PEUT-ON MOURIR de sa belle mort dans une chambre d’hôpital ? Rien n’est moins sûr. À l’heure où plus de la moitié des Français meurent dans une structure hospitalière, l’hôpital est devenu un lieu de fin de vie à part entière. Malgré les préconisations du rapport de l’IGAS, les pratiques autour de la fin de vie restent hétérogènes en France. Prendre en charge la mort ? Une mission encore trop peu considérée par les milieux hospitaliers. Médicalisation oblige, l’aspect socio-familial et spirituel est relégué au second plan. Au détriment des familles... tout autant que des soignants. Si des aumôneries sont présentes dans nombre d’hôpitaux, ces prises en charge demeurent très secondaires, et restent dissociées des services de soins.
Le modèle québécois.
Là où la France peine, des pays comme le Québec semblent avoir trouvé leurs marques. Pour exemple, le Centre Hospitalier Universitaire de Montréal (CHUM) dispose d’un service de soins... spirituels. Pas de médecin à la tête de ce service, mais un docteur en théologie, Michel Nyabenda. Pas peu fier d’évoquer la « cohabitation de soins spirituels et médicaux » du CHUM. Un exemple à suivre selon le Dr Régis Aubry. L’ancien médecin de campagne et président de l’observatoire national de la fin de vie (ONFV), s’insurge contre une « surmédicalisation » de la fin de vie en France. Son constat est sans appel : « On repousse le face à face avec la mort. » Et malgré les recommandations de l’IGAS, la prise en charge de la mort ne figure toujours pas explicitement parmi les missions de l’hôpital.

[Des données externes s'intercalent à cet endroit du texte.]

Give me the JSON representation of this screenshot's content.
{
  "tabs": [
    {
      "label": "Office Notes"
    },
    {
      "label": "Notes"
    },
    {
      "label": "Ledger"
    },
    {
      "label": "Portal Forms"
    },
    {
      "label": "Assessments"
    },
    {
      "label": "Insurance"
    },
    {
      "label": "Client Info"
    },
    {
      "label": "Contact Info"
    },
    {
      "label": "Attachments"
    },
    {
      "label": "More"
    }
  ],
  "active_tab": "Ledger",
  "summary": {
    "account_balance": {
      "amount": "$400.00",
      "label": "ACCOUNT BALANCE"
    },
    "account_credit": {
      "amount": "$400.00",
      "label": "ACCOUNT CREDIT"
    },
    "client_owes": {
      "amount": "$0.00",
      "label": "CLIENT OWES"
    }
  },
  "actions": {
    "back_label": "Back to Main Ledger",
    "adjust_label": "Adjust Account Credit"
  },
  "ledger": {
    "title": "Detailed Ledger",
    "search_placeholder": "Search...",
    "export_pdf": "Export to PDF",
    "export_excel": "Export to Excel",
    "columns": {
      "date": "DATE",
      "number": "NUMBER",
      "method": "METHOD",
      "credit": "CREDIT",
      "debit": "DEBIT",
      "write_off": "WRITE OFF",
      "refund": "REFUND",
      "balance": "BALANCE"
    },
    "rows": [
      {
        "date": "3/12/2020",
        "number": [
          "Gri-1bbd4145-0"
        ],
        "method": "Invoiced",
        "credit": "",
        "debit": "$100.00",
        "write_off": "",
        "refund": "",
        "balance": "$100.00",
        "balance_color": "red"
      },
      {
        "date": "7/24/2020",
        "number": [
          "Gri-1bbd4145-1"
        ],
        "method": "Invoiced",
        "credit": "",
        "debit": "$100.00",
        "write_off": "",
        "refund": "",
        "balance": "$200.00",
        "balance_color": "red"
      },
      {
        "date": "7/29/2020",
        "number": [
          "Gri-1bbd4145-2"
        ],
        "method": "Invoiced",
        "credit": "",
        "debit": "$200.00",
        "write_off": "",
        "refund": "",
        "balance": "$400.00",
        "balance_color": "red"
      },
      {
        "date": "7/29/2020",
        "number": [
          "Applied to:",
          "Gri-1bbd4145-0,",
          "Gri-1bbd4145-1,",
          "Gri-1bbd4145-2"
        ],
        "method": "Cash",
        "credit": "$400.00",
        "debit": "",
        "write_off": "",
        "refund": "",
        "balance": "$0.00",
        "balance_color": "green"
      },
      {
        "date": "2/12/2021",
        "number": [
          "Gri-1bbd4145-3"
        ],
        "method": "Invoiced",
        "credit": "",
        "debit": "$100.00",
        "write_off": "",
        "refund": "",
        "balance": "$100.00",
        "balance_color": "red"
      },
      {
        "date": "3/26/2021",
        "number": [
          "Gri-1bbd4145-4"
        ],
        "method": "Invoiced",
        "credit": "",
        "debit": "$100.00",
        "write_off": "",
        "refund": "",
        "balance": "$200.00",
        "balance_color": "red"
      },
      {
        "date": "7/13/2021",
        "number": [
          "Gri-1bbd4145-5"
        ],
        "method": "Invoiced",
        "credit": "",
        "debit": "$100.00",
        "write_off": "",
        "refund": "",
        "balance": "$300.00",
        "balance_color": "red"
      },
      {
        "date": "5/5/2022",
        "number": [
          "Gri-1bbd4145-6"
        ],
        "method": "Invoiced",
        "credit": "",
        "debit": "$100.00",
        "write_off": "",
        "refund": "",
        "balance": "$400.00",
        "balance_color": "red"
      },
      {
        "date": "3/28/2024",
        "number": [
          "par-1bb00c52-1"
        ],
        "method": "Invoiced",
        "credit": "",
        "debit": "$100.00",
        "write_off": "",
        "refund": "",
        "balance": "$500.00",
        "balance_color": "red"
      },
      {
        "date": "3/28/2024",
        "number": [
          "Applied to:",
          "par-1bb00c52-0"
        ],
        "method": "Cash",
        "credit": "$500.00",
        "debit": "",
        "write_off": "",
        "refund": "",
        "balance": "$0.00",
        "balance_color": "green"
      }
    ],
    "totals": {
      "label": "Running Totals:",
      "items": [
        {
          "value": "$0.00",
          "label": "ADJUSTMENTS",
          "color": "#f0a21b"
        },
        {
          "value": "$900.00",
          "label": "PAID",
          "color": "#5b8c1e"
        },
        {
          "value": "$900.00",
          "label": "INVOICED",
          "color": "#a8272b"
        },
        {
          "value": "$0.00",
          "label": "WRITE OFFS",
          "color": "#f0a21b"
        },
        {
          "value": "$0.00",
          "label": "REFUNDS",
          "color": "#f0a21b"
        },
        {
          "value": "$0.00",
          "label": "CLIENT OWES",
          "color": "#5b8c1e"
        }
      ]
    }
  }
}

La démarche québécoise est tout autre. Michel Nyabenda s’en fait le porte-parole : « Au Québec, on part du principe que tout être humain a des besoins spirituels ». A fortiori lorsqu’il s’agit des soins de fin de vie. Ainsi, le service qu’il dirige, offre aux patients et à leur famille, un accompagnement spirituel adapté à leurs besoins. « Bien plus larges que ceux de la religion », insiste-t-il. Anamnèse spirituelle à l’appui, les intervenants en soins spirituels formés pour la cause, proposent une prise en charge au cas par cas. De l’accompagnement vers la mort au soutien de la famille endeuillée, l’équipe s’adapte aux demandes des usagers. Tout cela dans un lieu unique : la chambre du patient. Lieu d’adieu et de rite funéraire, il est le garant de la continuité des soins jusqu’à ce que mort s’ensuive. « On va jusqu’au bout », explique le chef de service. Accompagné ou non par des soignants, l’entourage peut célébrer la mort avec le cadre culturel qu’il entend, avant que le défunt ne rejoigne la chambre mortuaire.
Zones mortuaires.
Les principes mis en œuvre au CHUM sont loin de l’être en France. Judith Wolf, anthropologue au CERMES (Centre de recherche médecine, science, santé et société), auteur d’une thèse** sur la prise en charge des morts à l’hôpital, en fait le constat sévère. Elle déplore « une fragmentation de parcours » qui met à mal la continuité des soins, si chère à la médecine française. Judith Wolf regrette une « succession d’intervenants et un cloisonnement des différents services ». Une fois décédé, le patient est rapidement brancardé de son lit de mort à la chambre mortuaire. Ce transfert marque aussi une « rupture » dans la prise en charge de la famille. Celle-ci n’a droit qu’à la « zone publique », où seulement un recueil simple auprès du mort est possible. Ceux qui voudraient prodiguer des soins, comme certains rites funéraires le préconisent, trouvent porte close. La « zone technique » est, elle, réservée aux professionnels. « Il est difficile pour les familles de trouver leur place dans les chambres mortuaires », rapporte l’anthropologue. Si la chambre mortuaire est, en France, le lieu attribué au recueil, certains services l’autorisent au sein même de la chambre du patient. Démédicaliser cette dernière peut être un moyen simple d’autoriser la famille à s’approprier le triste événement. Un geste pas forcément évident dans un paysage hospitalier où « tout est protocolisé », selon les mots du Dr Régis Aubry.
L’ONFV souhaite favoriser la fin de vie au domicile, un souhait exprimé par 80 % des Français mais milite aussi pour l’amélioration des soins hospitaliers funéraires (dans les faits, seulement 25 % des décès survient au domicile). Pour tous ceux qui mourront à l’hôpital, une réflexion globale devrait être menée dans les établissements de santé, avec pourquoi pas, des recommandations de bonnes pratiques.
*La mort à l’hôpital, rapport de l’IGAS (Inspection Générale des Affaires Sociales), novembre 2009
**Des corps morts à l’hôpital. Transformations des pratiques professionnelles et enjeux anthropologiques, EHSS, octobre 2010.